Our nearest and most populous district, and the one with which we have more interaction, is of course Mornington, Laytown and Bettystown, but Big Phil Hogan didn't see the sense in combining these with Drogheda so it still comes under the aegis of Meath County Council in Navan.
One of the current bugbears being felt in Drogheda is that of a disparity in commercial rates being demanded from local businesses.
LCC is seeking to impose a higher Annual Rateable Valuation (ARV) on all rateable properties in the Drogheda area.
The ARV is a mechanism by which the level of commercial rates payable by businesses is calculated and the upshot of this proposal from LCC is that Drogheda businesses will be asked to pay 3.5% more in rates than their counterparts in Dundalk and 17.4% more than those in Louth Rural.
Under the old system Drogheda Borough District Council, Dundalk Urban District Council, and Louth County Council (rural areas) set their own budgets and the ARV that applied to their respective Ratepayers.
“This system, while not perfect, worked as there was some transparency, and more importantly, the revenue raised was spent in the respective council areas” one Drogheda ratepayer explained to Drogheda Life.
“We now have a situation that all revenue is lumped into a central fund to be disbursed as the Council sees fit. This is with little oversight to determine if this money is being spent fairly throughout the County.
“There is a general feeling in south Louth that our Council and various State agencies have not treated south Louth fairly at all in the past and this ARV if implemented will contribute to this mindset.”
Another business owner pointed out that to the best of his knowledge, all other Local Authorities in the country have adopted a single ARV, including Tipperary which previously had two County Councils and seven town councils!

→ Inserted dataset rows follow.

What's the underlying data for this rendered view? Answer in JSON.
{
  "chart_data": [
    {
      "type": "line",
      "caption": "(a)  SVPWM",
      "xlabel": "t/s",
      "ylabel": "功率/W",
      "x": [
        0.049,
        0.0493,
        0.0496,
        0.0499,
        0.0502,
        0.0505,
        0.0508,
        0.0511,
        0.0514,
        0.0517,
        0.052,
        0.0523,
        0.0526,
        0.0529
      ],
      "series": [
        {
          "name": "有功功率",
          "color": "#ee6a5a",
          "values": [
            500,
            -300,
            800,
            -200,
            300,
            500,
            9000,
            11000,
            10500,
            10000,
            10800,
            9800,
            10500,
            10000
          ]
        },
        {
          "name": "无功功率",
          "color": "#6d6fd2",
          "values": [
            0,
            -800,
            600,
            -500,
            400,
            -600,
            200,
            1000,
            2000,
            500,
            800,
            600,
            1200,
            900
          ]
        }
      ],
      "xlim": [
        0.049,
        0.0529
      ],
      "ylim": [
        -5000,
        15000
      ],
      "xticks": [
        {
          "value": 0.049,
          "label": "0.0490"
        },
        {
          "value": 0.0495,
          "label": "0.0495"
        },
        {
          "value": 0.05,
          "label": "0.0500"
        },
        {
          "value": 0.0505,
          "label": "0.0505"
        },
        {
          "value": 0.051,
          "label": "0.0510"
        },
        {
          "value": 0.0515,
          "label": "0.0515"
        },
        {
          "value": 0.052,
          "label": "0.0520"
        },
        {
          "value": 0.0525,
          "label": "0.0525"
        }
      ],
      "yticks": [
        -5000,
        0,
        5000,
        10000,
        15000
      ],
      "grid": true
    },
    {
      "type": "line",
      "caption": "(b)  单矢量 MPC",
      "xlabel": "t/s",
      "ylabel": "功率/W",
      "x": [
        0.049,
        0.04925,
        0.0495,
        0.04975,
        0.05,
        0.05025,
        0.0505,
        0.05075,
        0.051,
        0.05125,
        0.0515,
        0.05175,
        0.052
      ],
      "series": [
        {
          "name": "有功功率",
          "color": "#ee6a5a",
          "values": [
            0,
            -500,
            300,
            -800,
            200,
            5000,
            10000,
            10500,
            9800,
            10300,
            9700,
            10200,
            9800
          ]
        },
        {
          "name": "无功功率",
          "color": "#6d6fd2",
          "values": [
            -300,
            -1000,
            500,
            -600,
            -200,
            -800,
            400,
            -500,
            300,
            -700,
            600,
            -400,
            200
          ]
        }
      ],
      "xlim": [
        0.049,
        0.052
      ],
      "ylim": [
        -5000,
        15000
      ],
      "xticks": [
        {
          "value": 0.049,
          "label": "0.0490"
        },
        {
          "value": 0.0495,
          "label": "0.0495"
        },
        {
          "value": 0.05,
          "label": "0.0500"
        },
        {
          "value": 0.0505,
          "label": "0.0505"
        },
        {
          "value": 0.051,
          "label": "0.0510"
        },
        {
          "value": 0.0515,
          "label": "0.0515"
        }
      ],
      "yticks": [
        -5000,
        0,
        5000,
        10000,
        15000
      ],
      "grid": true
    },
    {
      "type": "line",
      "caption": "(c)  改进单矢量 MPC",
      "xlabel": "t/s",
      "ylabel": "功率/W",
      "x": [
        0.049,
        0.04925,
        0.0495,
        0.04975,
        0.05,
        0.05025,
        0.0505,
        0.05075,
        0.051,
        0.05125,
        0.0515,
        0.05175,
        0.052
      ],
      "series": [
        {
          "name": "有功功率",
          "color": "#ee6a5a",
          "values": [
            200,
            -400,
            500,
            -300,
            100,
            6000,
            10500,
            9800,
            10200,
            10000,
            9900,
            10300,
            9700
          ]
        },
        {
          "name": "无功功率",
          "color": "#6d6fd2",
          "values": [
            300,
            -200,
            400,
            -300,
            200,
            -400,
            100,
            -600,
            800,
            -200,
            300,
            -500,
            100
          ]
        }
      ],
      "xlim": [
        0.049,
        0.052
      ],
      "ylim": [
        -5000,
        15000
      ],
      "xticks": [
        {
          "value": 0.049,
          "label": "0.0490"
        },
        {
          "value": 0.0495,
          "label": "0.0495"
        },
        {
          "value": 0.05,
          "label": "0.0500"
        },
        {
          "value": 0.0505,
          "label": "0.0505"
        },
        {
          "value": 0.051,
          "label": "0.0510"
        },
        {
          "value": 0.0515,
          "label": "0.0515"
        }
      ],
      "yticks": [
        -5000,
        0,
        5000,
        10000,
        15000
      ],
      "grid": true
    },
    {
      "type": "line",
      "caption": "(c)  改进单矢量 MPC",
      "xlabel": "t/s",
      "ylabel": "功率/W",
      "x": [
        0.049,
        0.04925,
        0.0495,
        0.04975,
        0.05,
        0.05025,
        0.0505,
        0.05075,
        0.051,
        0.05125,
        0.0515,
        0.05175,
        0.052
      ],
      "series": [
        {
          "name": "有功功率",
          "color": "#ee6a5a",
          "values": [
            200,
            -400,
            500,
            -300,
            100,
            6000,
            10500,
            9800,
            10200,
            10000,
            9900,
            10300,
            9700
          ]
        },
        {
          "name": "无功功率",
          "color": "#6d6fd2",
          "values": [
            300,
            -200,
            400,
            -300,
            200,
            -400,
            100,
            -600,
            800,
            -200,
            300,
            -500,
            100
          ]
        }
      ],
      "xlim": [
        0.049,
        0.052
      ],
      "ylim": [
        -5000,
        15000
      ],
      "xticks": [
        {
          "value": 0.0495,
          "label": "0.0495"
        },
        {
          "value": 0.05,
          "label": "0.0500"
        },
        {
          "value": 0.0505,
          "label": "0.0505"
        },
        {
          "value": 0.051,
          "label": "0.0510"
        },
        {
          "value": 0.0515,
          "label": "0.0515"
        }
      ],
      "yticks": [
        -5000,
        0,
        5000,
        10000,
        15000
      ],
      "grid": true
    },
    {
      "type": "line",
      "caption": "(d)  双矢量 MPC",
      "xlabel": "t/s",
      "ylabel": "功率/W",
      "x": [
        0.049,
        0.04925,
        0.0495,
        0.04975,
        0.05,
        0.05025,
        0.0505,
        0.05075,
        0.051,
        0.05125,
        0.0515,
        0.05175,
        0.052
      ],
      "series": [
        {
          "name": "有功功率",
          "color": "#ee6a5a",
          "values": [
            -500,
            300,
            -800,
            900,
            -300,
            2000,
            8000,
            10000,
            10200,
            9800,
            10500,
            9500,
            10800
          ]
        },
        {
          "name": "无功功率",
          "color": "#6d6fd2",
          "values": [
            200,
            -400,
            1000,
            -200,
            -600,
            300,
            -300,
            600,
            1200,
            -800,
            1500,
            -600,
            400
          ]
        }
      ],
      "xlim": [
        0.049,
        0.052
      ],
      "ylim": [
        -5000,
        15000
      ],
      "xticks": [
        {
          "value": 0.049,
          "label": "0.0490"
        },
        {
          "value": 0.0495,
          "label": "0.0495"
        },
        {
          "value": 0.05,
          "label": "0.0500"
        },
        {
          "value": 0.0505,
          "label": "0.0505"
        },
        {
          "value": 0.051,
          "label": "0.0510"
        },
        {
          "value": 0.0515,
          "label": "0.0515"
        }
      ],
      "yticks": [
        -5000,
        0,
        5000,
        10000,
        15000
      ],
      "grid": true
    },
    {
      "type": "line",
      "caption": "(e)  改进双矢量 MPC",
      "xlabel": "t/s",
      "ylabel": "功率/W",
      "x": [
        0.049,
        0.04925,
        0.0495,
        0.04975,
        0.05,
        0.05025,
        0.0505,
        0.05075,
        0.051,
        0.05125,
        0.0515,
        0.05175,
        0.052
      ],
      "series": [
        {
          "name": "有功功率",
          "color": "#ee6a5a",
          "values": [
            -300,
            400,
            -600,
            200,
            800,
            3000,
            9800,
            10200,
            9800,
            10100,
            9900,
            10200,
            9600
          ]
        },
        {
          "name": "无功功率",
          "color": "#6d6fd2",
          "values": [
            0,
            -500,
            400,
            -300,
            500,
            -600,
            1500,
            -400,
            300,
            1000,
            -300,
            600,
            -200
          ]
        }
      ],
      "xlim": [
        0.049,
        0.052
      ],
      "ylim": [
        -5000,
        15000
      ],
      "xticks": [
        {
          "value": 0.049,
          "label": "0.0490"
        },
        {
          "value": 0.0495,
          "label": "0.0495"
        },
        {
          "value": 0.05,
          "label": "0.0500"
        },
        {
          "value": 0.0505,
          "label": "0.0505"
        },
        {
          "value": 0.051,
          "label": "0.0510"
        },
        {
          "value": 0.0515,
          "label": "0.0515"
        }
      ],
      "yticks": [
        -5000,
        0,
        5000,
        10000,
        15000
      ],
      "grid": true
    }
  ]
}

“If adopted, south Louth will be the most expensive part of the County for any business to trade or set up in” he said. “This has very obvious adverse implications for the Foreign Direct Investment that the LOVEDROGHEDA BID, The Chamber of Commerce and the City Status Group are all fighting very hard to achieve.
Niall KIerans of the LOVEDROGHEDA BID said they have written to County CEO Joan Martin and are awaiting her response.
“We have also written to all the Councillors in the Drogheda area and stated our case with them. We are acutely conscious of the fact that our own Councillors will, as always, be voted down by northern Councillors who will not support a resolution that, while fairer, leaves their ratepayers paying higher rates.
“Finally, it should be stressed that this is not an attempt by Drogheda Ratepayers to shirk their responsibilities as, let’s face it, a significant majority of local ratepayers volunteered to increase their contribution to their community by voting in the Lovedrogheda BID.
“This is an insistence by Drogheda businesses on equity and transparency, we are not happy to tolerate impartial taxes or management of our Town.